Anotei a tudo que a menina havia por me dito, libertei como prometido ao seu povo, e estudei por dias as suas palavras, deduzi que o deserto que ela mencionara só poderia ser ao do Egito, e as montanhas brancas deveriam ser as da Ásia, provavelmente do Tibet, rumei ao norte egípcio, por meses procurei o rastro destes tais Lhavas, ate que em uma manhã um garoto em troca de algumas moedas vendeu-me um mapa que seria da localização do templo dos Lhavas, ao oeste da Mongólia. Já um tanto desgastado pelos anos de procura mas ainda esperançoso lancei-me a Mongólia em busca do Templo dos Lhavas, foram meses de caminhada e escaladas passando por inúmeras aldeias, até chegar a tal montanha dos Deuses.
Foi um grande desafio escalar tão íngreme montanha em tão inóspito ambiente, o ar era rarefeito o frio descomunal, mas nada me deteve, ao chegar aos portais do Templo Lhava não avistei sentinelas, vi apenas a portal principal do templo de forma entre aberta, então adentrei ao templo era magnânimo, esplendoroso mas estava, completamente abandonado, revistei a cada cômodo daquele palácio apenas alguns poucos corpos dilacerados foi o que encontrara, claro sinal que ali houvera tido um descomunal embate, uma sangrenta luta que por fim determinou a extinção dos Lhavas, após tantos anos de peregrinação fiquei um tanto chateado, diria desnorteado ao acontecido.
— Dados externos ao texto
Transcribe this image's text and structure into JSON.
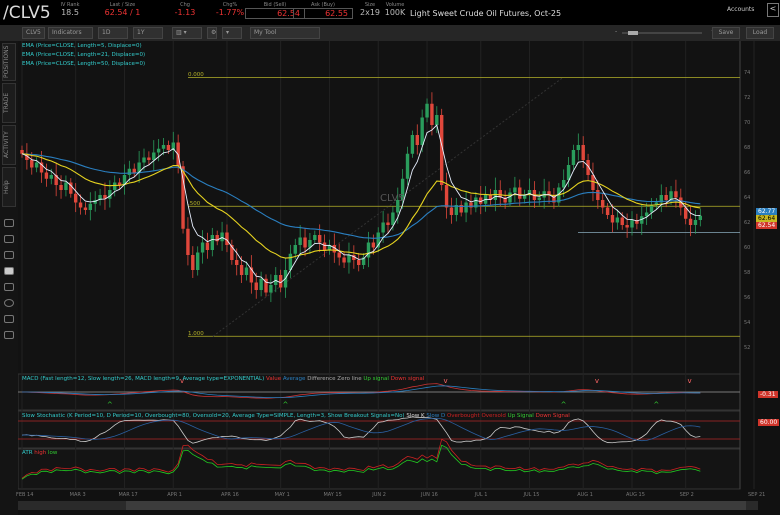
{
  "header": {
    "symbol": "/CLV5",
    "iv_rank_label": "IV Rank",
    "iv_rank": "18.5",
    "last_label": "Last / Size",
    "last": "62.54 / 1",
    "chg_label": "Chg",
    "chg": "-1.13",
    "chgp_label": "Chg%",
    "chgp": "-1.77%",
    "bid_label": "Bid (Sell)",
    "bid": "62.54",
    "ask_label": "Ask (Buy)",
    "ask": "62.55",
    "size_label": "Size",
    "size": "2x19",
    "volume_label": "Volume",
    "volume": "100K",
    "description": "Light Sweet Crude Oil Futures, Oct-25",
    "accounts": "Accounts",
    "back": "<"
  },
  "toolbar": {
    "symbol": "CLV5",
    "studies": "Indicators",
    "period": "1D",
    "range": "1Y",
    "tool": "My Tool",
    "save": "Save",
    "load": "Load"
  },
  "side_tabs": [
    "POSITIONS",
    "TRADE",
    "ACTIVITY",
    "Help"
  ],
  "legends": {
    "ema5": "EMA (Price=CLOSE, Length=5, Displace=0)",
    "ema21": "EMA (Price=CLOSE, Length=21, Displace=0)",
    "ema50": "EMA (Price=CLOSE, Length=50, Displace=0)",
    "macd": "MACD (Fast length=12, Slow length=26, MACD length=9, Average type=EXPONENTIAL)",
    "macd_items": [
      "Value",
      "Average",
      "Difference",
      "Zero line",
      "Up signal",
      "Down signal"
    ],
    "stoch": "Slow Stochastic (K Period=10, D Period=10, Overbought=80, Oversold=20, Average Type=SIMPLE, Length=3, Show Breakout Signals=No)",
    "stoch_items": [
      "Slow K",
      "Slow D",
      "Overbought",
      "Oversold",
      "Up Signal",
      "Down Signal"
    ],
    "atr": "ATR",
    "atr_items": [
      "high",
      "low"
    ]
  },
  "fib": {
    "top": "0.000",
    "mid": ".500",
    "bottom": "1.000"
  },
  "watermark": "CLV5",
  "right_labels": {
    "ema5": "62.77",
    "ema21": "62.64",
    "price": "62.54",
    "macd": "-0.31",
    "stoch": "60.00"
  },
  "chart_data": {
    "type": "candlestick",
    "ylim": [
      50.2,
      75.0
    ],
    "price_ticks": [
      74,
      72,
      70,
      68,
      66,
      64,
      62,
      60,
      58,
      56,
      54,
      52
    ],
    "date_labels": [
      "FEB 14",
      "MAR 3",
      "MAR 17",
      "APR 1",
      "APR 16",
      "MAY 1",
      "MAY 15",
      "JUN 2",
      "JUN 16",
      "JUL 1",
      "JUL 15",
      "AUG 1",
      "AUG 15",
      "SEP 2",
      "SEP 21"
    ],
    "date_label_index": [
      0,
      11,
      21,
      31,
      42,
      53,
      63,
      73,
      83,
      94,
      104,
      115,
      125,
      136,
      150
    ],
    "close": [
      67.5,
      67.0,
      66.4,
      66.8,
      66.0,
      65.5,
      65.8,
      65.0,
      64.6,
      65.2,
      64.3,
      63.6,
      63.2,
      63.0,
      63.5,
      63.8,
      64.2,
      63.9,
      64.6,
      65.2,
      65.0,
      65.8,
      66.3,
      66.0,
      66.8,
      67.2,
      67.0,
      67.6,
      67.9,
      68.2,
      67.8,
      68.4,
      66.5,
      61.5,
      59.4,
      58.2,
      59.6,
      60.4,
      59.8,
      61.0,
      60.5,
      61.2,
      60.2,
      59.0,
      58.6,
      57.8,
      58.4,
      57.2,
      56.6,
      57.5,
      56.4,
      57.0,
      57.8,
      56.8,
      58.2,
      59.5,
      60.2,
      60.8,
      60.0,
      60.6,
      61.0,
      60.4,
      59.8,
      60.2,
      59.6,
      59.2,
      58.8,
      59.4,
      59.0,
      58.6,
      59.2,
      60.4,
      60.0,
      61.2,
      62.0,
      61.8,
      62.8,
      63.8,
      65.5,
      67.5,
      69.0,
      68.2,
      70.4,
      71.5,
      69.8,
      70.6,
      65.0,
      63.2,
      62.6,
      63.4,
      62.8,
      63.6,
      63.2,
      64.0,
      63.5,
      64.2,
      63.8,
      64.6,
      64.0,
      63.6,
      64.4,
      64.8,
      63.9,
      64.2,
      64.6,
      63.8,
      64.0,
      64.5,
      64.2,
      63.6,
      64.8,
      65.4,
      66.6,
      67.8,
      68.2,
      67.0,
      65.8,
      64.6,
      63.8,
      63.2,
      62.6,
      62.0,
      62.4,
      61.8,
      61.6,
      62.2,
      61.9,
      62.5,
      62.8,
      63.4,
      63.6,
      64.2,
      63.8,
      64.5,
      64.0,
      63.2,
      62.3,
      61.8,
      62.2,
      62.54
    ],
    "fib_levels": {
      "0.000": 73.6,
      "0.500": 63.3,
      "1.000": 52.9
    },
    "support_level": 61.2,
    "colors": {
      "up": "#2a9d5c",
      "down": "#e0473b",
      "ema5": "#e8f0ff",
      "ema21": "#e6d320",
      "ema50": "#2a7fc0",
      "fib": "#b5b22a"
    }
  }
}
Vaguei pelo oeste da Ásia e o leste da Europa por muito tempo ate que voltei ao meu querido Portugal, aqui em Lisboa vendi meu feudo resignado ao meu destino aceitei a minha pena fui morar em um cortiço próximo do porto, quase dois séculos haviam se passado desde que fora proferida a maldição a mim pela bruxa africana, infelizmente fui por minha sede de sangue a ficar um tanto descuidado e com o passar dos anos fui acumulando diversas vitimas, cada vez mais foi se tornando difícil fugir da Policia portuguesa e dos Templários, acredite mesmo tanto tempo depois da malfadada Inquisição, ainda estes em Portugal atuam de forma viserosa a caçar aos considerados impuros e implólitos como eu.
Em uma destas noites de caçada minha e dos Templários, descuidei-me ao atacar uma jovem aqui mesmo perto ao porto de Lisboa era por volta de 23:30Hs ela estava a carregar alguns livros provavelmente vinha de alguma escola noturna, a dominei e a arrastei para trás de um contêiner no porto ela gritou provavelmente algum dos sentinelas do porto escutaram aos seus gritos, fui desleixado continuei a dilacerar seu corpo e beber ao seu sangue fui surpreendido por uma leva de policiais com alguns caçadores Templários, fora uma batalha sangrenta eles eram em numero de doze, matei cinco deles, feri mais quatro de forma bastante grave não sei se sobreviveram, consegui a escapar do grupo e atirar-me ao mar, pela manhã voltei ao cortiço donde estava a abitar, eu havia sido atingido por algo cortante uma espada ou algo parecido mas não regenerei-me como era de costume o aço daquela lamina era diferente de tudo que eu já houvera a enfrentado, definhei de forma abissal ao torpor dos dias que se seguiram, sentia a chegada hora do não ser de meu demoníaco legado, ate que enfim como demônio vim a falecer dias depois, condenado herege e por tantas vitimas terrenas que nas costas vinha a carregar fui julgado como impuro a redenção, e condenado a vagar eternamente ente as sombras e o limbo, sendo o fantasma guardião do cemitério de Algarves, daqui ate o final dos tempos, conduzindo a alma dos que lá forem enterrados ao julgamento do altíssimo.